Targeted Therapies in Oncology
- September I 2025
- Volume 14
- Issue 11
- Pages: 4
Impressive Results of Trispecific Antibody in Myeloma Presented at EHA 2025 Congress
Key Takeaways
- Multiple myeloma treatment has evolved from chemotherapy to targeted drugs, immunotherapies, and cellular therapy, tripling median survival rates.
- Trispecific antibody JNJ-5322 targets CD3, BCMA, and GPRC5D, offering increased sensitivity and specificity, potentially reducing toxicities.
Recent advancements in multiple myeloma treatment highlight the promise of trispecific antibodies like JNJ-5322, potentially enhancing patient outcomes significantly.
It is hard to think of other malignancies where more progress has been made over the last couple of decades than in multiple myeloma. From the chemotherapy era of the previous millennium to the modern era of targeted drugs, immunotherapies, and cellular therapy, the median survival of myeloma patients has approximately tripled. And the rich keep getting richer. For me, one of the most interesting and exciting presentations at the European Hematology Association (EHA) 2025 Congress in Milan, Italy, this June was a plenary session presentation of the results of an ongoing phase 1 study of the trispecific antibody JNJ-5322 in patients with relapsed or refractory myeloma.

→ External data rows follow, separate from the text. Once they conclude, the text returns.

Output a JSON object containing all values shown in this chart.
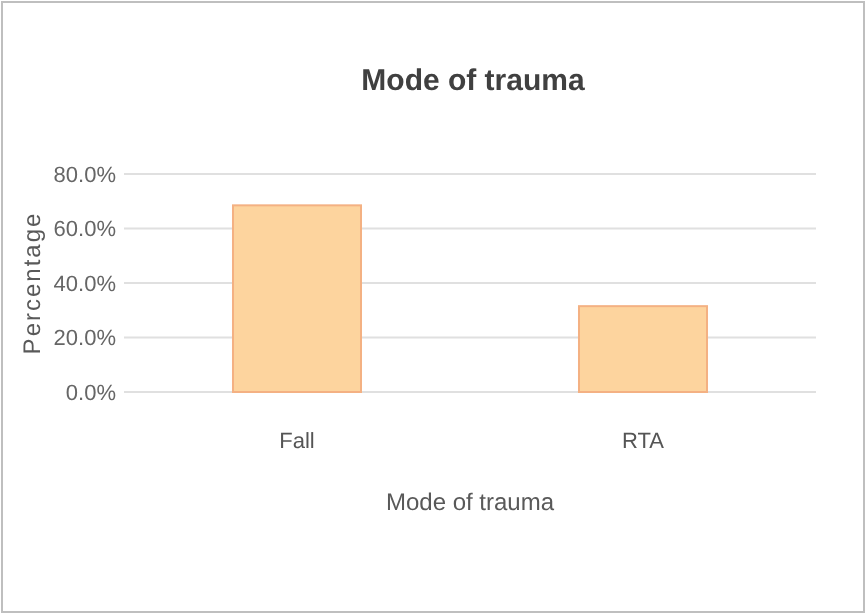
{
  "chart_data": {
    "type": "bar",
    "title": "Mode of trauma",
    "xlabel": "Mode of trauma",
    "ylabel": "Percentage",
    "categories": [
      "Fall",
      "RTA"
    ],
    "values": [
      68.5,
      31.5
    ],
    "color": "#fdd49e",
    "ylim": [
      0,
      80
    ],
    "yticks": [
      {
        "value": 0,
        "label": "0.0%"
      },
      {
        "value": 20,
        "label": "20.0%"
      },
      {
        "value": 40,
        "label": "40.0%"
      },
      {
        "value": 60,
        "label": "60.0%"
      },
      {
        "value": 80,
        "label": "80.0%"
      }
    ],
    "grid": "y"
  }
}
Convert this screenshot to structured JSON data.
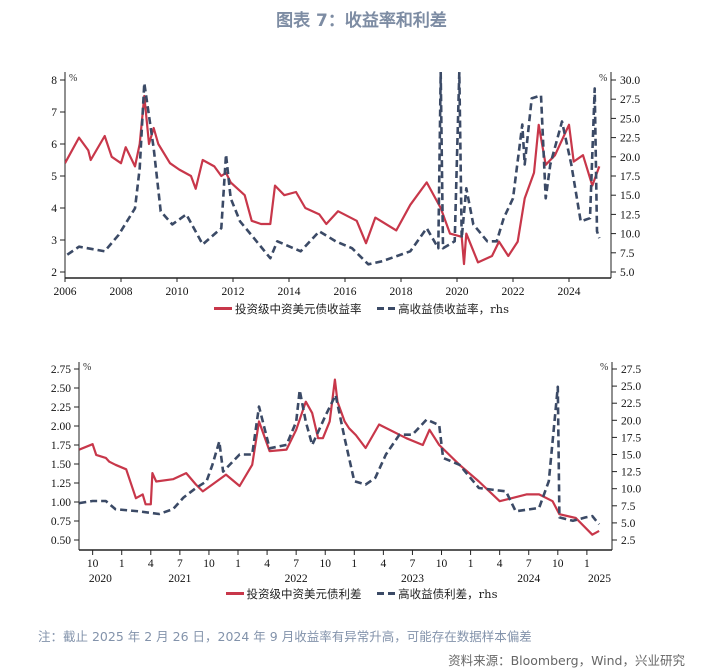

It seems like only yesterday that we started using bispecific antibodies in myeloma. The FDA first approved the BCMA x CD3–targeting bispecific antibody teclistamab-cqyv (Tecvayli) in October 2022. Subsequently, the agency approved other BCMA x CD3 bispecific antibodies—elranatamab-bccm (Elrexfio) in August 2023 and, most recently, linvoseltamab-gcpt (Lynozyfic) in July. The GPRC5D x CD3–targeting bispecific antibody talquetamab-tgvs (Talvey) is also available.
Enter trispecific antibodies. JNJ-5322 is a trispecific antibody that simultaneously targets CD3, BCMA, and GPRC5D. Theoretical advantages of having 1 antibody target BCMA and GPRC5D simultaneously include increased sensitivity due to targeting of malignant plasma cells that express either BCMA or GPRC5D but not both, and increased specificity with a reduction in toxicities due to reduced binding to cells with expression of only 1 of the target antigens. In the phase 1 trial data presented at EHA, 147 patients were treated. Only 11% of patients had received a prior bispecific antibody, and 8% had received chimeric antigen receptor (CAR) T-cell therapy. The rates of cytokine release syndrome were 69% and 20% without and with prophylactic tocilizumab, respectively. The authors concluded that the overall response rate of JNJ-5322 is comparable to that of CAR T-cell therapy. These early results suggest that trispecific antibodies may offer real benefits, even over the incredible benefits already seen with the bispecific antibodies. Not many drugs in hematology and oncology achieve such high response rates, so there is cause for optimism that trispecific antibodies will improve outcomes for patients with myeloma even further.